Topic Decomposition - brian-anderson01/Capstone GitHub Wiki

Azure Active Directory

  • Create a domain through Azure AD, set up with users, and join computers to the domain.

Initial setup

  • Create the domain and do any other initial setup to get the domain up and ready to configure.
  • Add users
    • Create an Admin user for administrating AD and GP. Add some normal users.
  • Create Groups
    • Create security groups with users in the domain for access control and policy enforcement.

Research

  • Research using and implementing Azure AD. Become familiar with basic and necessary functions.

Join computers to domain

  • Login with Azure AD account on PC to join the domain. Test connectivity and GP if implemented.

File Sharing

  • Implement file sharing and mapped drives into the organization with cloud service, either OneDrive or SharePoint.

Research OneDrive/SharePoint

  • Research implementation of OneDrive or Sharepoint into Azure AD and group policy

Decide on one or the other

  • Based on research, decide which service to use as the main file sharing service for the organization

Intune

  • Potentially take out Group Policy altogether and use intune instead. Research must be done beforehand to evaluate if this is feasible.

Replacement for GP?

  • After just scratching the surface while researching Intune it appears that this could potentially be a complete replacement for group policy in my Azure AD environment. Intune does a lot of access control and user/computer configuration already. Intune also is more reliable than GP for actually working with computers that aren't on a traditional domain.

Creating mapped drives

  • Research if and how mapped drives can be made using Intune.

Access control using Intune

  • Look into access control and how to implement it to a windows system using intune and Azure AD users.

Group Policy

  • Implement Group Policy into Azure Active Directory Domain

Implementation into Azure AD

  • Research how to implement group policy into an Azure domain and what resources are needed.

Mapped drives pointing to OneDrive or SharePoint

  • Create GPOs to map drives to user's computers.

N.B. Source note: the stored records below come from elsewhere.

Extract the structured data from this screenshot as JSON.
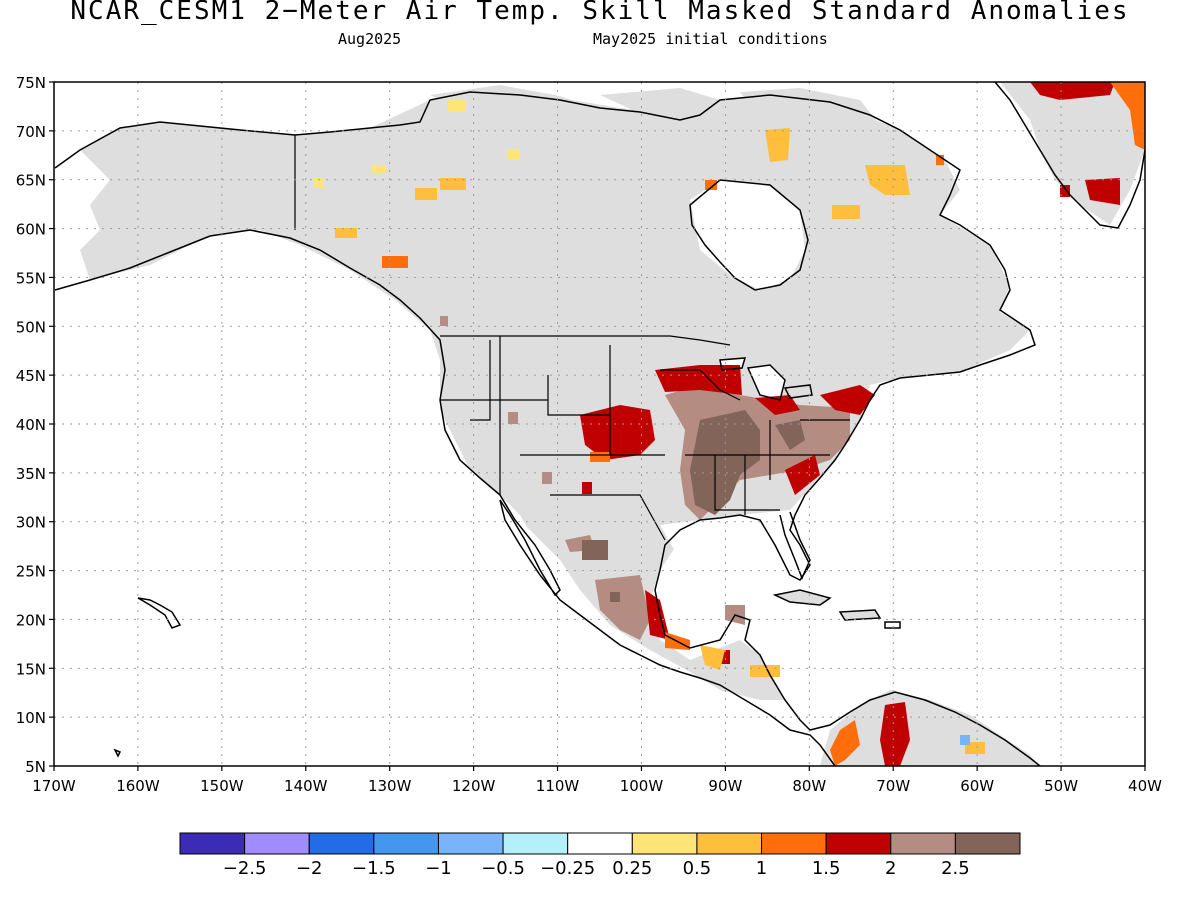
{
  "title": "NCAR_CESM1 2−Meter Air Temp. Skill Masked Standard Anomalies",
  "subtitle_left": "Aug2025",
  "subtitle_right": "May2025 initial conditions",
  "lat_labels": [
    "75N",
    "70N",
    "65N",
    "60N",
    "55N",
    "50N",
    "45N",
    "40N",
    "35N",
    "30N",
    "25N",
    "20N",
    "15N",
    "10N",
    "5N"
  ],
  "lon_labels": [
    "170W",
    "160W",
    "150W",
    "140W",
    "130W",
    "120W",
    "110W",
    "100W",
    "90W",
    "80W",
    "70W",
    "60W",
    "50W",
    "40W"
  ],
  "legend": {
    "colors": [
      "#3c2bb4",
      "#a08cff",
      "#236ce6",
      "#4696f0",
      "#78b4fa",
      "#b4f0fa",
      "#ffffff",
      "#ffe478",
      "#ffbe3c",
      "#ff6e0a",
      "#c00000",
      "#b48c82",
      "#826459"
    ],
    "labels": [
      "−2.5",
      "−2",
      "−1.5",
      "−1",
      "−0.5",
      "−0.25",
      "0.25",
      "0.5",
      "1",
      "1.5",
      "2",
      "2.5"
    ]
  },
  "colors": {
    "masked": "#dedede",
    "land_outline": "#000000",
    "ocean": "#ffffff"
  }
}
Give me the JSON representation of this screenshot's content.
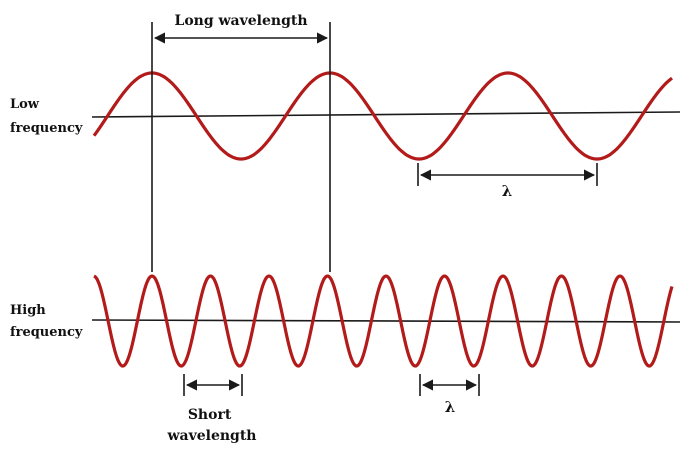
{
  "labels": {
    "long_wavelength": "Long wavelength",
    "low_frequency": [
      "Low",
      "frequency"
    ],
    "high_frequency": [
      "High",
      "frequency"
    ],
    "short_wavelength": [
      "Short",
      "wavelength"
    ],
    "lambda_low": "λ",
    "lambda_high": "λ"
  },
  "waves": {
    "low": {
      "cycles_shown": 3.3,
      "color": "#b31b1b"
    },
    "high": {
      "cycles_shown": 10,
      "color": "#b31b1b"
    }
  },
  "colors": {
    "wave": "#b31b1b",
    "ink": "#1a1a1a"
  }
}
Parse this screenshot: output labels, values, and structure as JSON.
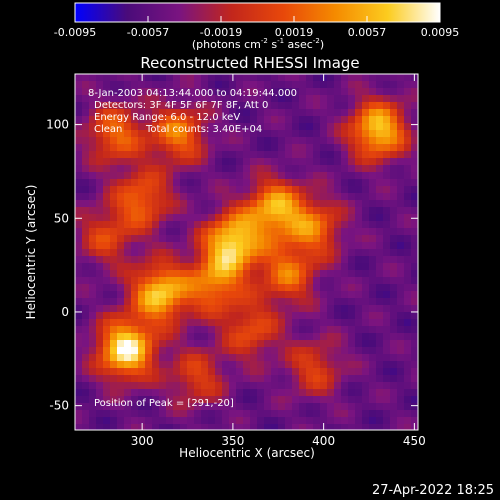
{
  "chart_data": {
    "type": "heatmap",
    "title": "Reconstructed RHESSI Image",
    "xlabel": "Heliocentric X (arcsec)",
    "ylabel": "Heliocentric Y (arcsec)",
    "xlim": [
      263,
      452
    ],
    "ylim": [
      -63,
      127
    ],
    "xticks": [
      300,
      350,
      400,
      450
    ],
    "yticks": [
      -50,
      0,
      50,
      100
    ],
    "colorbar": {
      "range": [
        -0.0095,
        0.0095
      ],
      "ticks": [
        "-0.0095",
        "-0.0057",
        "-0.0019",
        "0.0019",
        "0.0057",
        "0.0095"
      ],
      "label_main": "(photons cm",
      "label_sup1": "-2",
      "label_mid1": " s",
      "label_sup2": "-1",
      "label_mid2": " asec",
      "label_sup3": "-2",
      "label_end": ")",
      "colormap": [
        "#0000ff",
        "#4a0b7a",
        "#7a1480",
        "#c2261c",
        "#e8480a",
        "#f58b00",
        "#fccc1f",
        "#ffffff"
      ]
    },
    "annotations": {
      "time_range": "8-Jan-2003 04:13:44.000 to 04:19:44.000",
      "detectors": "Detectors: 3F 4F 5F 6F 7F 8F, Att 0",
      "energy": "Energy Range: 6.0 - 12.0 keV",
      "clean": "Clean",
      "counts": "Total counts: 3.40E+04",
      "peak": "Position of Peak = [291,-20]"
    },
    "blobs": [
      {
        "x": 291,
        "y": -20,
        "value": 1.0
      },
      {
        "x": 310,
        "y": 10,
        "value": 0.85
      },
      {
        "x": 350,
        "y": 37,
        "value": 0.9
      },
      {
        "x": 373,
        "y": 55,
        "value": 0.75
      },
      {
        "x": 430,
        "y": 97,
        "value": 0.85
      },
      {
        "x": 340,
        "y": 15,
        "value": 0.6
      },
      {
        "x": 380,
        "y": 20,
        "value": 0.55
      },
      {
        "x": 395,
        "y": 45,
        "value": 0.55
      },
      {
        "x": 300,
        "y": 60,
        "value": 0.55
      },
      {
        "x": 320,
        "y": 95,
        "value": 0.6
      },
      {
        "x": 285,
        "y": 95,
        "value": 0.55
      },
      {
        "x": 360,
        "y": -10,
        "value": 0.45
      },
      {
        "x": 330,
        "y": -35,
        "value": 0.4
      },
      {
        "x": 395,
        "y": -30,
        "value": 0.4
      },
      {
        "x": 280,
        "y": 40,
        "value": 0.4
      }
    ]
  },
  "footer": {
    "timestamp": "27-Apr-2022 18:25"
  }
}
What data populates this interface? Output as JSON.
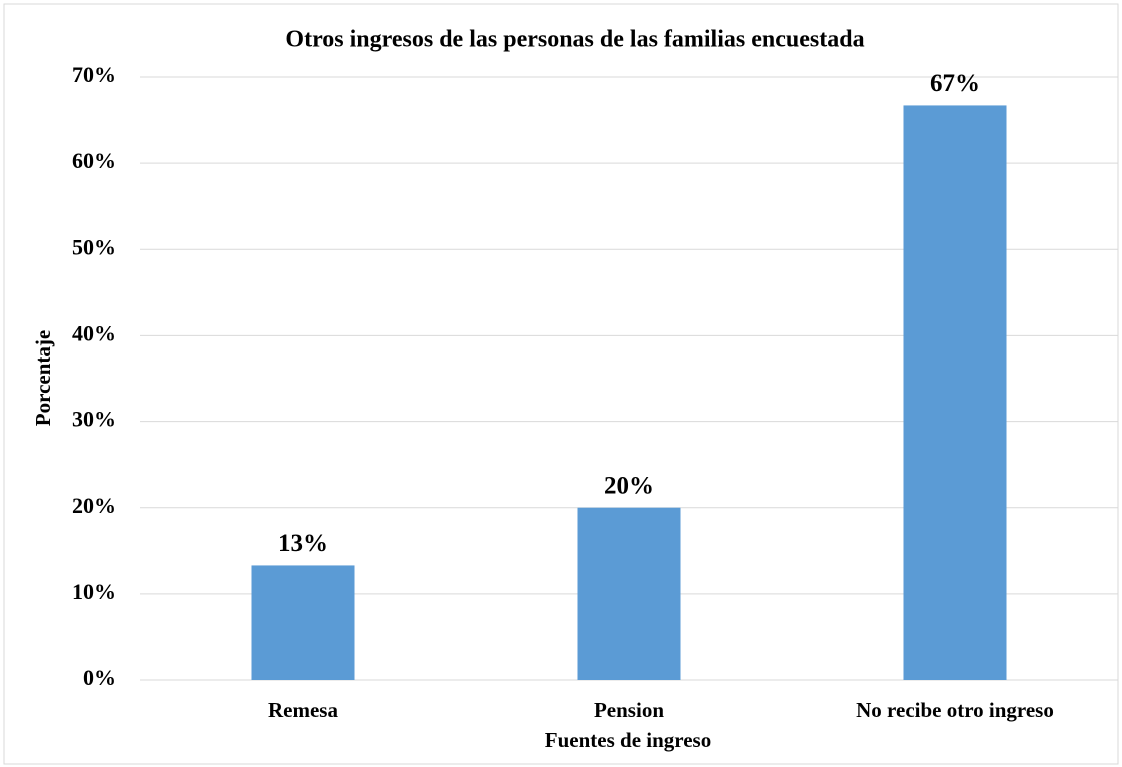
{
  "chart_data": {
    "type": "bar",
    "title": "Otros ingresos de las personas de las familias encuestada",
    "xlabel": "Fuentes de ingreso",
    "ylabel": "Porcentaje",
    "categories": [
      "Remesa",
      "Pension",
      "No recibe otro ingreso"
    ],
    "values": [
      13.3,
      20,
      66.7
    ],
    "value_labels": [
      "13%",
      "20%",
      "67%"
    ],
    "color": "#5b9bd5",
    "ylim": [
      0,
      70
    ],
    "yticks": [
      {
        "value": 0,
        "label": "0%"
      },
      {
        "value": 10,
        "label": "10%"
      },
      {
        "value": 20,
        "label": "20%"
      },
      {
        "value": 30,
        "label": "30%"
      },
      {
        "value": 40,
        "label": "40%"
      },
      {
        "value": 50,
        "label": "50%"
      },
      {
        "value": 60,
        "label": "60%"
      },
      {
        "value": 70,
        "label": "70%"
      }
    ],
    "grid": true
  }
}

Research how to map OneDrive or SharePoint directories with GP.

Manage access to files and mapped drives

  • Manage access to folders and drives for certain users on the domain.

Virtualized Windows Server Core?

  • Need to determine if a server is necessary through research.

  • Join to Azure Domain

    • Join the server to the Azure domain so it can push GP to users and computers.

  • Install Group Policy Management *Install Group Policy Role on the server so that it can be managed

Secure Virtual Workstations

Research Azure VM deployment

  • Research creating VMs in Azure. Research access control to the VMs and the virtual LAN.

Virtual Azure LAN

  • Create a virtual LAN in Azure that the workstations and webserver will be on.

  • Manage access to the LAN

    • Manage access to the virtual LAN with firewall rules or other methods.

Create Virtual Machines

  • Create one or two Windows virtual machines for use as Secure workstations
  • Initial Configuration
    • Spin up VMs, configure windows, configure networking in Azure.
  • Add to Virtual LAN
    • Add the workstations to the virtual LAN so they can access the webserver.

Manage Access To VMs

  • Manage who can access the VMs using Azure

Virtual Web Server

  • Create a webserver in Azure for access control testing/proof of concept.
  • Add to Virtual LAN
    • Add the webserver to the virtual LAN so it's accessible from other VMs
  • Manage Access to Web Server
    • Manage access to only be allowed to certain users and only from Azure virtual LAN.